Come? Approfittando del fatto che nel 2017 viene a scadere la Royal Charter, ovvero la base costituzionale del servizio pubblico del Regno Unito, ha pubblicato un documento di una ottantina di pagine ribattezzato Libro Verde con l’obiettivo di coinvolgere, a partire da oggi fino alla fine del mese di ottobre in una grande e aperta discussione pubblica i cittadini tutti, gli stessi dipendenti della Bbc, e tutti gli stakeholders che hanno a che vedere con il mondo della televisione, dell’audiovisivo, delle tecnologie legate alla comunicazione. I quattro capitoli in cui è suddivisa e strutturata la grande operazione di ascolto, in funzione della Bbc del futuro, assomigliano molto a quelli che potrebbero essere i capitoli su cui anche il governo italiano dovrebbe concentrarsi per la Rai dei prossimi dieci anni. Non dimentichiamo, infatti, che mentre il nostro parlamento sta discutendo di una leggina di riforma della governance del sistema di governo di viale Mazzini ecco che si sta avvicinando da noi, un anno prima cioè nel maggio del prossimo anno che nel Regno Unito, la data di scadenza dell’attuale concessione ventennale.

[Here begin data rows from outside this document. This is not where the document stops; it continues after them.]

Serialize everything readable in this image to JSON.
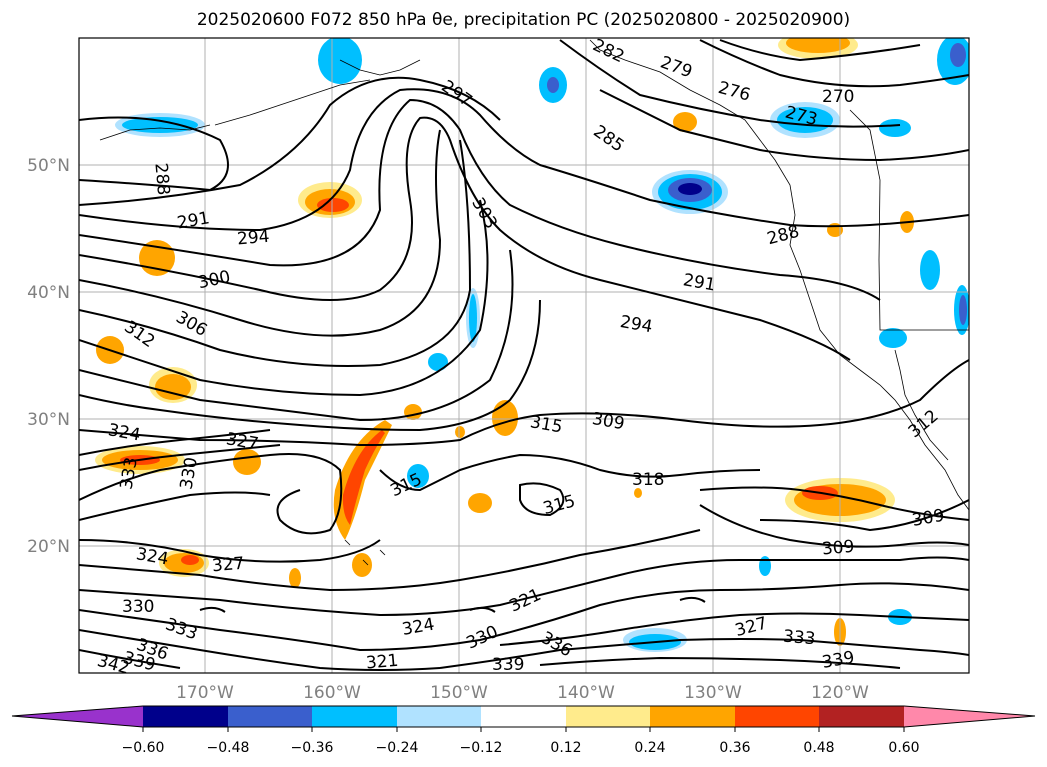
{
  "title": "2025020600 F072 850 hPa θe, precipitation PC (2025020800 - 2025020900)",
  "axes": {
    "lat_labels": [
      "50°N",
      "40°N",
      "30°N",
      "20°N"
    ],
    "lon_labels": [
      "170°W",
      "160°W",
      "150°W",
      "140°W",
      "130°W",
      "120°W"
    ],
    "label_color": "#808080"
  },
  "contour_labels": [
    "297",
    "282",
    "279",
    "276",
    "273",
    "270",
    "285",
    "288",
    "288",
    "291",
    "294",
    "300",
    "306",
    "312",
    "303",
    "291",
    "294",
    "324",
    "327",
    "333",
    "330",
    "315",
    "315",
    "309",
    "318",
    "315",
    "324",
    "327",
    "330",
    "333",
    "336",
    "339",
    "342",
    "321",
    "330",
    "336",
    "339",
    "324",
    "321",
    "327",
    "333",
    "339",
    "309",
    "309",
    "312"
  ],
  "colorbar": {
    "ticks": [
      "−0.60",
      "−0.48",
      "−0.36",
      "−0.24",
      "−0.12",
      "0.12",
      "0.24",
      "0.36",
      "0.48",
      "0.60"
    ],
    "colors": [
      "#9932cc",
      "#00008b",
      "#3a5fcd",
      "#00bfff",
      "#b0e2ff",
      "#ffffff",
      "#ffeb8c",
      "#ffa500",
      "#ff4500",
      "#b22222",
      "#ff88aa"
    ]
  }
}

Primo, qual è la missione, quali sono gli obiettivi e i valori su cui deve poggiare nel prossimo decennio la Bbc? Pardon, la Rai? Secondo, la struttura attuale dell’azienda fatta di centri di produzione, di canali è davvero quella di cui c’è bisogno per rispondere alla domanda di servizio pubblico negli anni di Internet, della crossmedialità, di un sistema delle comunicazioni fondato su più piattaforme? Terzo, di quante risorse c’è bisogno e qual è il modello migliore? Si va dal canone, a una quota della fiscalità generale, a un sistema misto di abbonamento e pagamenti al consumo di servizi particolari. Quarto, di che tipo di governo ha bisogno un’azienda moderna dell’audiovisivo e multimediale? Ebbene gli inglesi dieci anni fa puntarono su un Trust, una specie di fondazione. E oggi? Tra le domande che pone il Libro Verde del governo Cameron ce ne sono anche alcune che mettono proprio in discussione la stessa idea della fondazione. «L’indipendenza della Bbc è assolutamente centrale rispetto alla sua missione – si legge nel Libro Verde -. E qualsiasi tipo di governance dovrà comunque porsi il problema di quale sia la relazione più appropriata tra l’azienda stessa e le strutture democratiche del Regno Unito».

Quello che nella lettura del Libro Verde per la Bbc più mi ha colpito è l’ordine in cui vengono affrontati tutti i problemi. Ebbene quello della governance viene per ultimo, non perché sia meno importante, ma perché prima di decidere come governare l’azienda è sembrato più corretto, e più razionale, sapere che tipo di azienda si vuole e quali sono le risorse su cui si potrà contare. Mi sembra che gli inglesi abbiano scelto una strada che va esattamente nella direzione contraria rispetto alla leggina sulla Rai di cui si sta occupando in questi giorni il Senato. Si fa ancora in tempo a cambiare? Non credo. E tuttavia mi piace ricordare che sepolto in un qualche cassetto del sottosegretario alle Comunicazioni, Antonello Giacomelli, c’è uno studio di qualche mese fa per lanciare in Italia un libro verde sul futuro della Rai. Un’occasione persa? Avremmo per una volta per lo meno potuto anticipare gli inglesi. Peccato!